«Что принесет мне наступающая весна? — думает он. — Семинария будет закончена, я стану учителем, меня выпустят. Всего доброго, будьте счастливы, мы провожаем вас — на поприще просвещения».
Надо будет искать место, купить корову, жениться.
Омыть руки прозрачной колодезной водой и идти на урок, учить правописанию на родном языке.
И в этот день отнимают плоть и взамен одаривают духом.
Он пленник времени и самого себя, что ему делать? Все будто освещено каким-то волнующим заревом. На раскисшей дороге пахнет лошадиным пометом, синевато-серый лед трескается под подошвами. Мир распахнут настежь и зовет принять в нем участие.
Щеки пылают, в ушах гудит, пьянящие соки бытия шумят в крови. Впервые ему понятны земля, оголенный лес, молочно-белый туман, только здесь, у них, может он спросить: что будет со мною завтра и послезавтра? Ответ доносится отовсюду, ответ живет и клокочет вокруг.
Ответ — в зарослях ветел; в черной ольхе — утешение; мудрость — в одиноком дубе.
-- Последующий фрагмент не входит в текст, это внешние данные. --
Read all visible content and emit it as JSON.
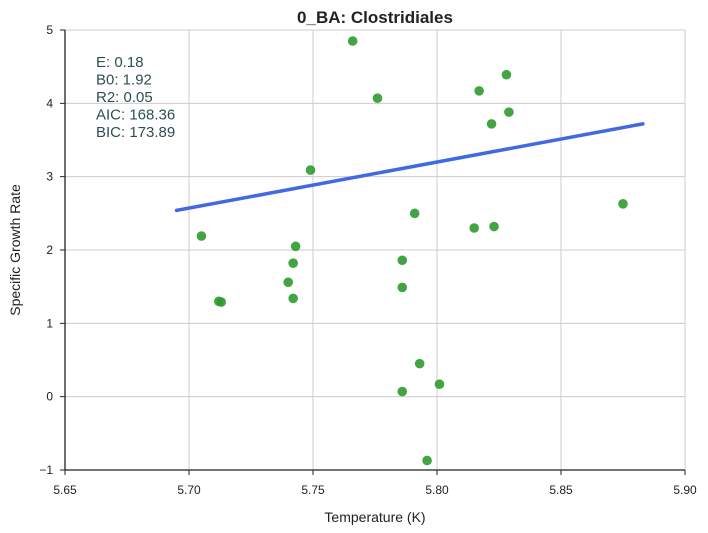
{
  "chart_data": {
    "type": "scatter",
    "title": "0_BA: Clostridiales",
    "xlabel": "Temperature (K)",
    "ylabel": "Specific Growth Rate",
    "xlim": [
      5.65,
      5.9
    ],
    "ylim": [
      -1,
      5
    ],
    "xticks": [
      "5.65",
      "5.70",
      "5.75",
      "5.80",
      "5.85",
      "5.90"
    ],
    "yticks": [
      "−1",
      "0",
      "1",
      "2",
      "3",
      "4",
      "5"
    ],
    "grid": true,
    "points": [
      {
        "x": 5.766,
        "y": 4.85
      },
      {
        "x": 5.776,
        "y": 4.07
      },
      {
        "x": 5.828,
        "y": 4.39
      },
      {
        "x": 5.817,
        "y": 4.17
      },
      {
        "x": 5.829,
        "y": 3.88
      },
      {
        "x": 5.822,
        "y": 3.72
      },
      {
        "x": 5.749,
        "y": 3.09
      },
      {
        "x": 5.791,
        "y": 2.5
      },
      {
        "x": 5.815,
        "y": 2.3
      },
      {
        "x": 5.823,
        "y": 2.32
      },
      {
        "x": 5.875,
        "y": 2.63
      },
      {
        "x": 5.705,
        "y": 2.19
      },
      {
        "x": 5.743,
        "y": 2.05
      },
      {
        "x": 5.742,
        "y": 1.82
      },
      {
        "x": 5.74,
        "y": 1.56
      },
      {
        "x": 5.742,
        "y": 1.34
      },
      {
        "x": 5.712,
        "y": 1.3
      },
      {
        "x": 5.713,
        "y": 1.29
      },
      {
        "x": 5.786,
        "y": 1.86
      },
      {
        "x": 5.786,
        "y": 1.49
      },
      {
        "x": 5.793,
        "y": 0.45
      },
      {
        "x": 5.801,
        "y": 0.17
      },
      {
        "x": 5.786,
        "y": 0.07
      },
      {
        "x": 5.796,
        "y": -0.87
      }
    ],
    "fit_line": {
      "x": [
        5.695,
        5.883
      ],
      "y": [
        2.54,
        3.72
      ]
    },
    "annotation": [
      "E:  0.18",
      "B0:  1.92",
      "R2:  0.05",
      "AIC: 168.36",
      "BIC: 173.89"
    ],
    "colors": {
      "points": "#2e9a2e",
      "line": "#4169e1",
      "annotation": "#2f4f4f",
      "grid": "#cccccc",
      "axis": "#222222"
    }
  }
}
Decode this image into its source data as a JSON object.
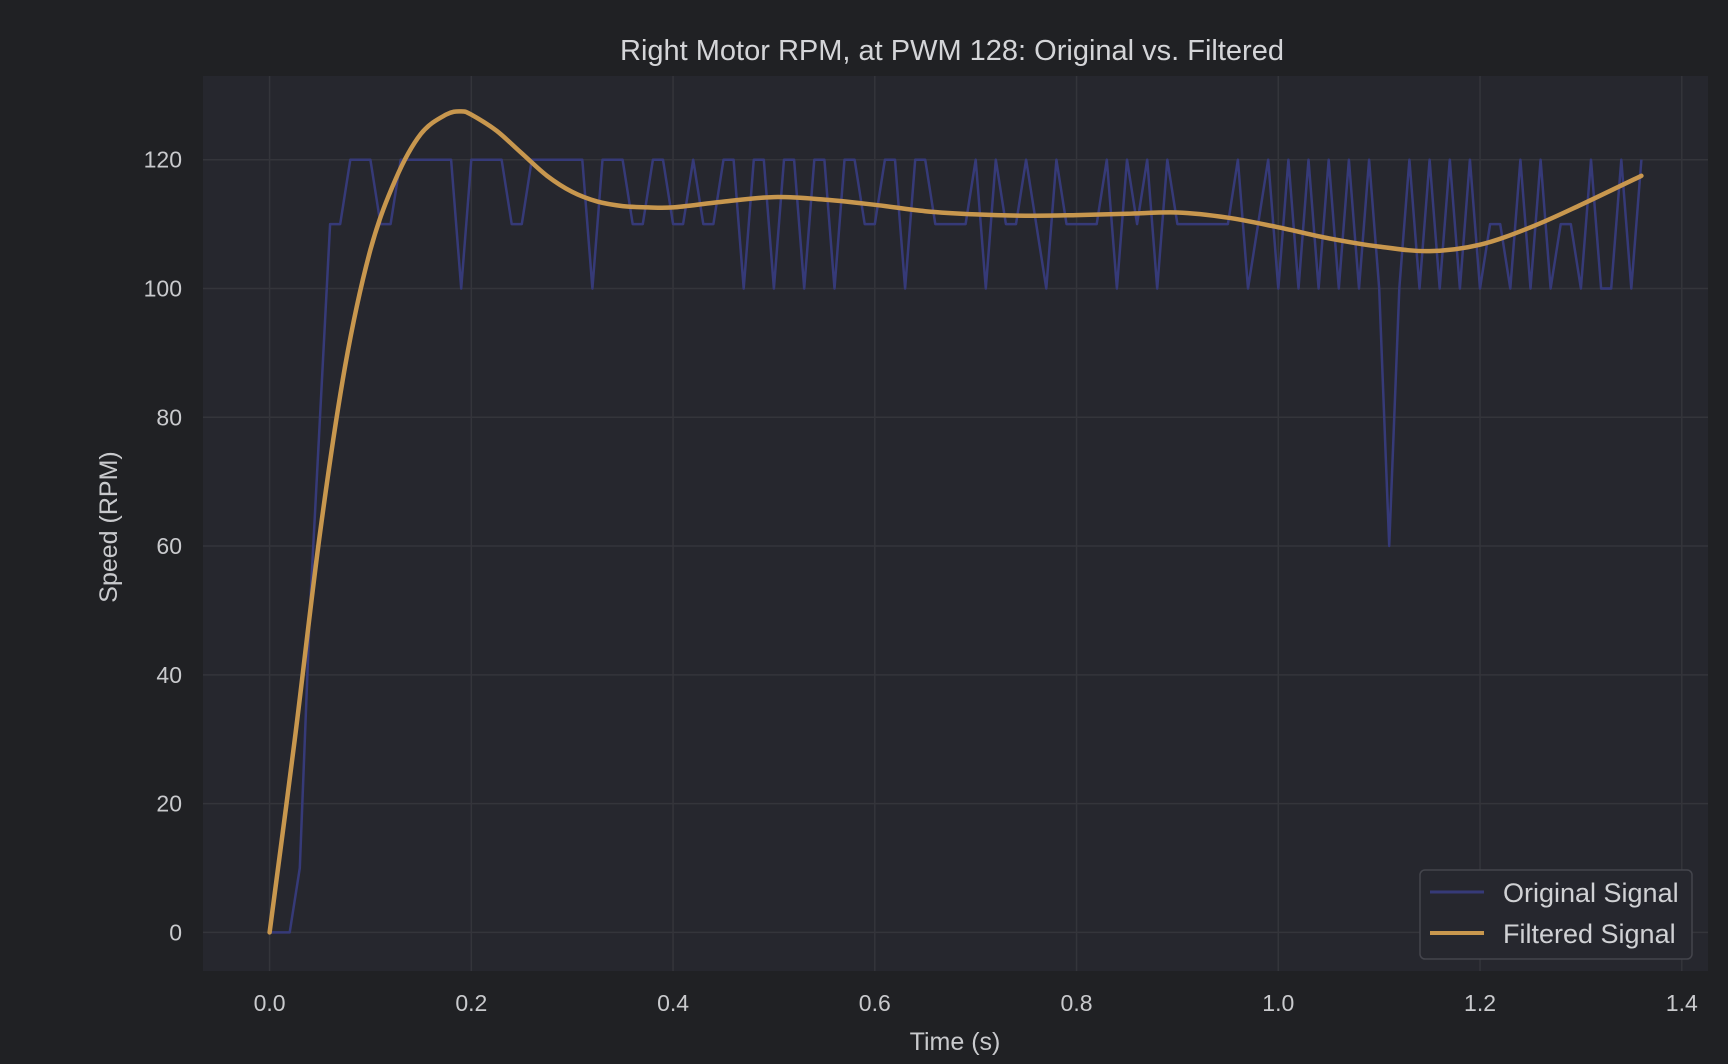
{
  "colors": {
    "figure_bg": "#202124",
    "plot_bg": "#26272e",
    "grid": "#34353b",
    "text": "#c9cacd",
    "original": "#363a78",
    "filtered": "#c8974e"
  },
  "chart_data": {
    "type": "line",
    "title": "Right Motor RPM, at PWM 128: Original vs. Filtered",
    "xlabel": "Time (s)",
    "ylabel": "Speed (RPM)",
    "xlim": [
      -0.066,
      1.426
    ],
    "ylim": [
      -6,
      133
    ],
    "xticks": [
      0.0,
      0.2,
      0.4,
      0.6,
      0.8,
      1.0,
      1.2,
      1.4
    ],
    "xtick_labels": [
      "0.0",
      "0.2",
      "0.4",
      "0.6",
      "0.8",
      "1.0",
      "1.2",
      "1.4"
    ],
    "yticks": [
      0,
      20,
      40,
      60,
      80,
      100,
      120
    ],
    "ytick_labels": [
      "0",
      "20",
      "40",
      "60",
      "80",
      "100",
      "120"
    ],
    "grid": true,
    "legend_position": "bottom-right",
    "series": [
      {
        "name": "Original Signal",
        "color": "#363a78",
        "x": [
          0.0,
          0.01,
          0.02,
          0.03,
          0.04,
          0.05,
          0.06,
          0.07,
          0.08,
          0.09,
          0.1,
          0.11,
          0.12,
          0.13,
          0.14,
          0.15,
          0.16,
          0.17,
          0.18,
          0.19,
          0.2,
          0.21,
          0.22,
          0.23,
          0.24,
          0.25,
          0.26,
          0.27,
          0.28,
          0.29,
          0.3,
          0.31,
          0.32,
          0.33,
          0.34,
          0.35,
          0.36,
          0.37,
          0.38,
          0.39,
          0.4,
          0.41,
          0.42,
          0.43,
          0.44,
          0.45,
          0.46,
          0.47,
          0.48,
          0.49,
          0.5,
          0.51,
          0.52,
          0.53,
          0.54,
          0.55,
          0.56,
          0.57,
          0.58,
          0.59,
          0.6,
          0.61,
          0.62,
          0.63,
          0.64,
          0.65,
          0.66,
          0.67,
          0.68,
          0.69,
          0.7,
          0.71,
          0.72,
          0.73,
          0.74,
          0.75,
          0.76,
          0.77,
          0.78,
          0.79,
          0.8,
          0.81,
          0.82,
          0.83,
          0.84,
          0.85,
          0.86,
          0.87,
          0.88,
          0.89,
          0.9,
          0.91,
          0.92,
          0.93,
          0.94,
          0.95,
          0.96,
          0.97,
          0.98,
          0.99,
          1.0,
          1.01,
          1.02,
          1.03,
          1.04,
          1.05,
          1.06,
          1.07,
          1.08,
          1.09,
          1.1,
          1.11,
          1.12,
          1.13,
          1.14,
          1.15,
          1.16,
          1.17,
          1.18,
          1.19,
          1.2,
          1.21,
          1.22,
          1.23,
          1.24,
          1.25,
          1.26,
          1.27,
          1.28,
          1.29,
          1.3,
          1.31,
          1.32,
          1.33,
          1.34,
          1.35,
          1.36
        ],
        "y": [
          0,
          0,
          0,
          10,
          50,
          80,
          110,
          110,
          120,
          120,
          120,
          110,
          110,
          120,
          120,
          120,
          120,
          120,
          120,
          100,
          120,
          120,
          120,
          120,
          110,
          110,
          120,
          120,
          120,
          120,
          120,
          120,
          100,
          120,
          120,
          120,
          110,
          110,
          120,
          120,
          110,
          110,
          120,
          110,
          110,
          120,
          120,
          100,
          120,
          120,
          100,
          120,
          120,
          100,
          120,
          120,
          100,
          120,
          120,
          110,
          110,
          120,
          120,
          100,
          120,
          120,
          110,
          110,
          110,
          110,
          120,
          100,
          120,
          110,
          110,
          120,
          110,
          100,
          120,
          110,
          110,
          110,
          110,
          120,
          100,
          120,
          110,
          120,
          100,
          120,
          110,
          110,
          110,
          110,
          110,
          110,
          120,
          100,
          110,
          120,
          100,
          120,
          100,
          120,
          100,
          120,
          100,
          120,
          100,
          120,
          100,
          60,
          100,
          120,
          100,
          120,
          100,
          120,
          100,
          120,
          100,
          110,
          110,
          100,
          120,
          100,
          120,
          100,
          110,
          110,
          100,
          120,
          100,
          100,
          120,
          100,
          120
        ]
      },
      {
        "name": "Filtered Signal",
        "color": "#c8974e",
        "x": [
          0.0,
          0.025,
          0.05,
          0.075,
          0.1,
          0.125,
          0.15,
          0.175,
          0.19,
          0.2,
          0.225,
          0.25,
          0.275,
          0.3,
          0.325,
          0.35,
          0.375,
          0.4,
          0.45,
          0.5,
          0.55,
          0.6,
          0.65,
          0.7,
          0.75,
          0.8,
          0.85,
          0.9,
          0.95,
          1.0,
          1.05,
          1.1,
          1.15,
          1.2,
          1.25,
          1.3,
          1.36
        ],
        "y": [
          0,
          30,
          62,
          88,
          106,
          117,
          124,
          127,
          127.5,
          127,
          124.5,
          121,
          117.5,
          115,
          113.5,
          112.8,
          112.6,
          112.6,
          113.5,
          114.2,
          113.8,
          113,
          112,
          111.5,
          111.3,
          111.4,
          111.6,
          111.8,
          111,
          109.5,
          107.8,
          106.5,
          105.8,
          106.8,
          109.5,
          113,
          117.5
        ]
      }
    ]
  }
}
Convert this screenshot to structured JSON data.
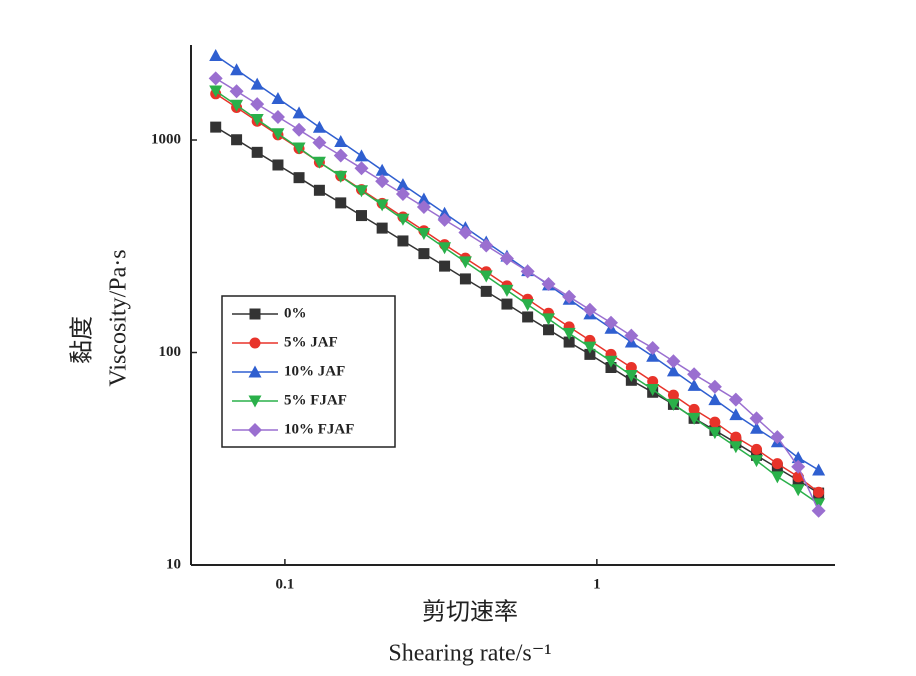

Дремотное солнце весны настороже,
Лед оно растапливает в сердце…
Кто ищет и умеет смотреть, всюду увидит приметы, что укрепляют его надежду. Но сперва должно раскрыться сердце, душу охватить жажда. Это — то самое, что нашептывает старому Поммеру в его волосатое ухо темно-желтая скрипка, то же самое, что увлекло Анну в город. Суть примет та же, только названия разные.
Карл останавливается и слушает. С придорожных кустов падают капли, из тумана приближаются сани, лошадь ступает копытами по лужам, подковы гулко бьют о лед. Где-то лениво и протяжно лает пес.
Да, все это отчизна. Но сегодня Карл хочет освободиться от четко очерченных понятий, развеяться, стать расплывчатым и вольным, как весенний туман, неприхотливым, как капля, что шлепается с ветки в снег, быть непонятным, как глухо лающий пес. Он уже не думает о солнце, хотя чувства его переполнены солнцем, и это незримое, однако же ощутимое солнце держит его в пределах, где все возможно и где все же не происходит ничего такого, что могло бы нарушить равновесие, которому нет имени, но которое так чутко воспринимает молодая душа.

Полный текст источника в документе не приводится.